Il est risqué de s’y rendre seul en raison des nombreux animaux sauvages. C’est pourquoi j’étais toujours accompagné d’au moins un collègue. Et il fallait être plusieurs pour porter l’échelle avec laquelle nous installions les appareils à 7 m de hauteur dans les arbres et pour enlever la végétation à ces endroits. Mais le travail en forêt, c’est ce que je préfère par-dessus tout. C’est fantastique de pouvoir observer des éléphants, des gorilles de plaines et des hippopotames en pleine nature, puis, après une longue journée de travail, de se rafraichir en plongeant dans une rivière ou un ruisseau.

Quels enseignements avez-vous tirés de vos recherches ? L’un des deux dispositifs est-il meilleur ?

Lors de l’analyse des données, nous avons constaté que les enregistreurs bioacoustiques sont plus efficaces que les pièges photographiques, qu’il s’agisse de la vitesse de détection de la faune ou du nombre d’espèces détectées dans un intervalle donné. Alors que les caméras n’ont recensé que des mammifères et quelques rares oiseaux, les enregistreurs ont aussi capté les sons émis par des insectes et des amphibiens. Ces meilleurs résultats s’expliquent vraisemblablement par la capacité des enregistreurs à détecter des animaux très éloignés. Si nous n’avions utilisé que des pièges photographiques, nous aurions conclu que la diversité faunistique des quatre types de forêts était la même. Mais l’ambiance sonore nous a montré que ce n’était pas le cas. Pour un monitoring complet, je recommande d’utiliser conjointement les deux types d’appareils.

Plus d’espèces recensées en moins de temps : résultats des capteurs bioacoustiques (à gauche) et des pièges photographiques (à droite).
Plus d’espèces recensées en moins de temps : résultats des capteurs bioacoustiques (à gauche) et des pièges photographiques (à droite).

Quelles sont vos idées pour l’avenir ?

Chez nous au Gabon, beaucoup d’initiatives s’intéressent en ce moment au potentiel des appareils numériques pour préserver la biodiversité.

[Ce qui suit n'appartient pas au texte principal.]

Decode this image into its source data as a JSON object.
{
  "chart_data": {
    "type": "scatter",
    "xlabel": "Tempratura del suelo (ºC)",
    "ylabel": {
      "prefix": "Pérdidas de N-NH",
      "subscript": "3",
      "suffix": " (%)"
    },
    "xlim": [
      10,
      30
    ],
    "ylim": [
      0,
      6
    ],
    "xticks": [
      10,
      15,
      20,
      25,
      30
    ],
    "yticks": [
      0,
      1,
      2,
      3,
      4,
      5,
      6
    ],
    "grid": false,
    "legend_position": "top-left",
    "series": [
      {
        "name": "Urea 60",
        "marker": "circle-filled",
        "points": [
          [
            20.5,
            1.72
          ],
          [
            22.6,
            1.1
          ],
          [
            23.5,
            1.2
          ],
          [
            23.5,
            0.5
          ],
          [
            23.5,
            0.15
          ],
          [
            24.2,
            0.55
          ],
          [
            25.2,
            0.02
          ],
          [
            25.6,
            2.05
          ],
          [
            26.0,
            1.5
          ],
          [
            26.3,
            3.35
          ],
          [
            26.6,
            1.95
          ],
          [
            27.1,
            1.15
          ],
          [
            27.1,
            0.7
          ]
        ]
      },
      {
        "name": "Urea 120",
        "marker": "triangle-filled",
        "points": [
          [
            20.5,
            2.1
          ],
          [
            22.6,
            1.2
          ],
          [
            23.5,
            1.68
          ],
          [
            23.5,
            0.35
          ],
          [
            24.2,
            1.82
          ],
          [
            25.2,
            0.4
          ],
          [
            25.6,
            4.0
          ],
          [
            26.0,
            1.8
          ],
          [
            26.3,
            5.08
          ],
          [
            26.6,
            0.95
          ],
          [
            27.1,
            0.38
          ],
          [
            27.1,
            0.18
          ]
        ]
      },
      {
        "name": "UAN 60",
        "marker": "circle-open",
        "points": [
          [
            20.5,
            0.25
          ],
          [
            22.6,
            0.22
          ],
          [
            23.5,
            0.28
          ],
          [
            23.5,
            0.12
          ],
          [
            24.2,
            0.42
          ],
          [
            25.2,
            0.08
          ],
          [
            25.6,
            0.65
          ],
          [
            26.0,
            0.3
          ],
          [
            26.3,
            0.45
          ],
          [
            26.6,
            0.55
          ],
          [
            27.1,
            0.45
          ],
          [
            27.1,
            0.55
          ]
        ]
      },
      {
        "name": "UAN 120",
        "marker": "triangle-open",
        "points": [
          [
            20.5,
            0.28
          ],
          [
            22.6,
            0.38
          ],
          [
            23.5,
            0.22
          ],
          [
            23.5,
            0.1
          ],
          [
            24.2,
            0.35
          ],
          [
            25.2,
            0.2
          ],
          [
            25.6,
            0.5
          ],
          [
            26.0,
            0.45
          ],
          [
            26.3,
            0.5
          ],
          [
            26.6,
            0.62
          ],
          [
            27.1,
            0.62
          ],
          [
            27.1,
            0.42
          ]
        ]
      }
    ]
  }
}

Mon idée est de mettre en place un réseau de professionnel-le-s afin de partager le savoir dans la région. Ou j’imagine aussi créer une base de données open source avec tous les bruits collectés et analysés dans chaque zone d’étude, afin de faciliter les échanges entre scientifiques.
 

(Ce texte est paru pour la première fois dans le magazine de la BFH-HAFL infoHAFL 01/2021.)